Saat Rodrigo Duterte mencalonkan diri sebagai presiden delapan tahun yang lalu, dia bersumpah akan memerintahkan polisi dan militer untuk mencari pengguna dan pengedar narkoba untuk membunuh mereka, menjanjikan kekebalan untuk pembunuhan tersebut. Dalam beberapa bulan berikutnya, polisi dan vigilante tanpa ampun menembak mati puluhan ribu orang dalam eksekusi ringkas.
Bahkan sekarang, dua tahun setelah Mr. Duterte meninggalkan jabatan, belum ada pertanggungjawaban hukum yang serius terkait gelombang pembunuhan itu: Hanya delapan polisi yang dijatuhi hukuman penjara, dalam kaitannya dengan hanya empat kasus, dengan satu putusan yang keluar bulan ini. Dan meskipun kelompok-kelompok hak asasi mengatakan bahwa pembunuhan semacam itu telah berkurang sejak Mr. Duterte pergi, dan jauh lebih sedikit melibatkan agen pemerintah, budaya kekerasan dan impunitas tetap memegang pegangan yang mengkhawatirkan di Filipina.
Dalam beberapa bulan terakhir, warisan perang narkoba yang disebut Mr. Duterte mulai mendapatkan lebih banyak perhatian resmi. Para legislator mengadakan beberapa rapat dengar pendapat publik tentang kekerasan itu. Para perwira polisi senior berbicara di rapat kongres, begitu juga kerabat korban, yang mengalami kembali teror mereka dan kembali memohon keadilan.
Ketika Mr. Duterte meninggalkan jabatan, pemerintahannya mengatakan 6.252 orang telah dibunuh oleh pasukan keamanan — semuanya digambarkan oleh pejabat sebagai “tersangka narkoba.” Kelompok-kelompok hak asasi mengatakan total kematian berdiri sekitar 30.000.
Mr. Duterte kemungkinan tidak akan menghadapi konsekuensi apa pun dari rapat dengar pendapat kongres; minggu ini dia diminta untuk memberikan kesaksian di depan panel tetapi melalui juru bicara menolak melakukannya, menginvoasi hak konstitusionalnya terhadap pengadilan diri sendiri. Itu membuat banyak orang melirik ke luar negeri, ke Pengadilan Pidana Internasional, yang sedang menyelidiki perang narkoba dan diperkirakan akan segera mengambil tindakan terhadap Mr. Duterte.
Anak laki-laki Reymie Bayunon yang berusia tujuh tahun, Jefferson, tewas ditembak di kota Caloocan pada April 2019 setelah, kata Ny. Bayunon, dia menyaksikan pembunuhan di lingkungannya. Dia menuntut polisi tetapi mengatakan dia melewati sidang pengadilan setelah diancam oleh sekelompok petugas.

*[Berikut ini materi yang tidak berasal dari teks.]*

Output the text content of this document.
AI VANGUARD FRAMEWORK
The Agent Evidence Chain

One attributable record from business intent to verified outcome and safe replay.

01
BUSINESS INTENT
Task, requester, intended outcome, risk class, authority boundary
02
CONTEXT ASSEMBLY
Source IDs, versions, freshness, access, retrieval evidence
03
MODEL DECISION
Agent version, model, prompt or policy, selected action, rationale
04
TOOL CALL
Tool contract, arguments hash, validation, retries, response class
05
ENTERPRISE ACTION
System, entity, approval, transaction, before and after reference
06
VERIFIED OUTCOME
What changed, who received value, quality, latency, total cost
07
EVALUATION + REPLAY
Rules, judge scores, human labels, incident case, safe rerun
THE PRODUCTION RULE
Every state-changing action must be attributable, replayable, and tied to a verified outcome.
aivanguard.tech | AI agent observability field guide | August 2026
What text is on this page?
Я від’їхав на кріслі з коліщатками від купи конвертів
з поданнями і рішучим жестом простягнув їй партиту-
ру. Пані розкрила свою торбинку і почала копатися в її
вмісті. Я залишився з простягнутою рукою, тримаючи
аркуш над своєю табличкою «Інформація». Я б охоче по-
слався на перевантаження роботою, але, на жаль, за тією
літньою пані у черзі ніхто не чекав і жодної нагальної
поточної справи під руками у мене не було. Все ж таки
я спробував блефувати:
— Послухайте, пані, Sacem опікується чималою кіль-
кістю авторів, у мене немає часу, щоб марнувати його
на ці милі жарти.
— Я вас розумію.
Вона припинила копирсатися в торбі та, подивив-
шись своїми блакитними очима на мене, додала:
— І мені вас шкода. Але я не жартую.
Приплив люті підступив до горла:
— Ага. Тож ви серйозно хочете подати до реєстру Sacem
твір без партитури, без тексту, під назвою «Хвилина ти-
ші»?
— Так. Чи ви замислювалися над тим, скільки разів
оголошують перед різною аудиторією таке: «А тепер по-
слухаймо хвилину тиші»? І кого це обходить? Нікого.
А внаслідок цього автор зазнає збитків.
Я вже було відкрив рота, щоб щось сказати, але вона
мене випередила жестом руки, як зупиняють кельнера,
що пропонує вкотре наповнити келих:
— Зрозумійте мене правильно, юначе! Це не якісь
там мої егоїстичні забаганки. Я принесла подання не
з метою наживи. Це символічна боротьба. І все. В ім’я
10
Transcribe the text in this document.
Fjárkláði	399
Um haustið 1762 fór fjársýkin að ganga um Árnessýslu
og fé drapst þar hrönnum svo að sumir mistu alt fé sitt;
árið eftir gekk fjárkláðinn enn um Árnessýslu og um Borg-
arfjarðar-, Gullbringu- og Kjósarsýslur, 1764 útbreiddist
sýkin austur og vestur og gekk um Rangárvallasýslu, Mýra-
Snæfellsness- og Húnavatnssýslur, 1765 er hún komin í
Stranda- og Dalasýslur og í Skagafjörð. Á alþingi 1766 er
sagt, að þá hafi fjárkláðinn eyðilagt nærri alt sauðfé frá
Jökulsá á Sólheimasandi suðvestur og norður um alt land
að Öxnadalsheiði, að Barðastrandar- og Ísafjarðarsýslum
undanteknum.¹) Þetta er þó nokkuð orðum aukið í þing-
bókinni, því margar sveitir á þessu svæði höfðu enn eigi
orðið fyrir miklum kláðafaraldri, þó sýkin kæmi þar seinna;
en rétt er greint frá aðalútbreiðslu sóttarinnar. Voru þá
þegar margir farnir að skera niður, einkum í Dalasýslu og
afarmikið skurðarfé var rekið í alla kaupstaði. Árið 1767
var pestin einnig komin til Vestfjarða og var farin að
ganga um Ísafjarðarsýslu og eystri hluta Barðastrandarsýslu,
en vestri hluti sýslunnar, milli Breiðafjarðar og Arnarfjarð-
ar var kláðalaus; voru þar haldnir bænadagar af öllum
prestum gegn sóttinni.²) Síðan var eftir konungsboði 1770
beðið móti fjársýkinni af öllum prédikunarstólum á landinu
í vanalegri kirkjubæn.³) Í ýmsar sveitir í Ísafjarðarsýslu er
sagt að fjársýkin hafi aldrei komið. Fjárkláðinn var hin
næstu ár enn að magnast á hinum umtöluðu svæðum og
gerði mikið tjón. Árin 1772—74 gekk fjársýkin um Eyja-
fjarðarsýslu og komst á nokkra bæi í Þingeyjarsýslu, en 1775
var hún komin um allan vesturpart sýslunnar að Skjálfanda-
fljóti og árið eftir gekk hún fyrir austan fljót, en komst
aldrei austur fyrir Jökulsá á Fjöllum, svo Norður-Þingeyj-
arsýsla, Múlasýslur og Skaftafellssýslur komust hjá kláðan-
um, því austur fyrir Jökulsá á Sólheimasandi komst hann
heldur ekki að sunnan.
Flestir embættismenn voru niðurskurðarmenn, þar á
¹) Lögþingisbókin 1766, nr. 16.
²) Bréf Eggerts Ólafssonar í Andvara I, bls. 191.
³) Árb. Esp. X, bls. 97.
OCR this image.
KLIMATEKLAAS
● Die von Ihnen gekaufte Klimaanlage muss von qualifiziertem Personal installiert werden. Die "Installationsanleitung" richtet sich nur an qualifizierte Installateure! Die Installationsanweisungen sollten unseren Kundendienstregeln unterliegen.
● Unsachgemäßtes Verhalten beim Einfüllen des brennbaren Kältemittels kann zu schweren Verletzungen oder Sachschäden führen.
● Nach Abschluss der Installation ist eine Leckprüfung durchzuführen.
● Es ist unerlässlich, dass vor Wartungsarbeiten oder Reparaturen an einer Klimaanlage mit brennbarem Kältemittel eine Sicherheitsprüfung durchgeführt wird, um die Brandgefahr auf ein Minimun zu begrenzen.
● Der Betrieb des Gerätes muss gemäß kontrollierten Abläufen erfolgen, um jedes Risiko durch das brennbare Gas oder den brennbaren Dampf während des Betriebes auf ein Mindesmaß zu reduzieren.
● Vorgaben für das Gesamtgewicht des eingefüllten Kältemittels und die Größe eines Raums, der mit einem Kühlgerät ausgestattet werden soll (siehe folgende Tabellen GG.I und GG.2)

Ny. Bayunon memiliki pesan sederhana untuk pihak berwenang Filipina: “Saya meminta Anda untuk berkerjasama dengan I.C.C. karena ini adalah satu-satunya kesempatan kita untuk mencapai keadilan,” katanya.
Meskipun Mr. Duterte telah mengambil tanggung jawab penuh atas perang narkoba, dia tetap mempertahankan bahwa ia tidak akan pernah diadili di pengadilan internasional. Dia mengatakan bahwa ada tiga juta pecandu narkoba di Filipina, menambahkan: “Saya akan senang membantai mereka.”
Enam tahun yang lalu, dia memerintahkan penarikan Filipina dari I.C.C., yang menolak berkomentar tentang penyelidikannya terhadap Mr. Duterte. Tidak jelas apakah pemerintah Filipina akan memaksa Mr. Duterte menyerah jika dia menghadapi penangkapan I.C.C. Pengadilan tidak dapat mengadili terdakwa secara in absentia.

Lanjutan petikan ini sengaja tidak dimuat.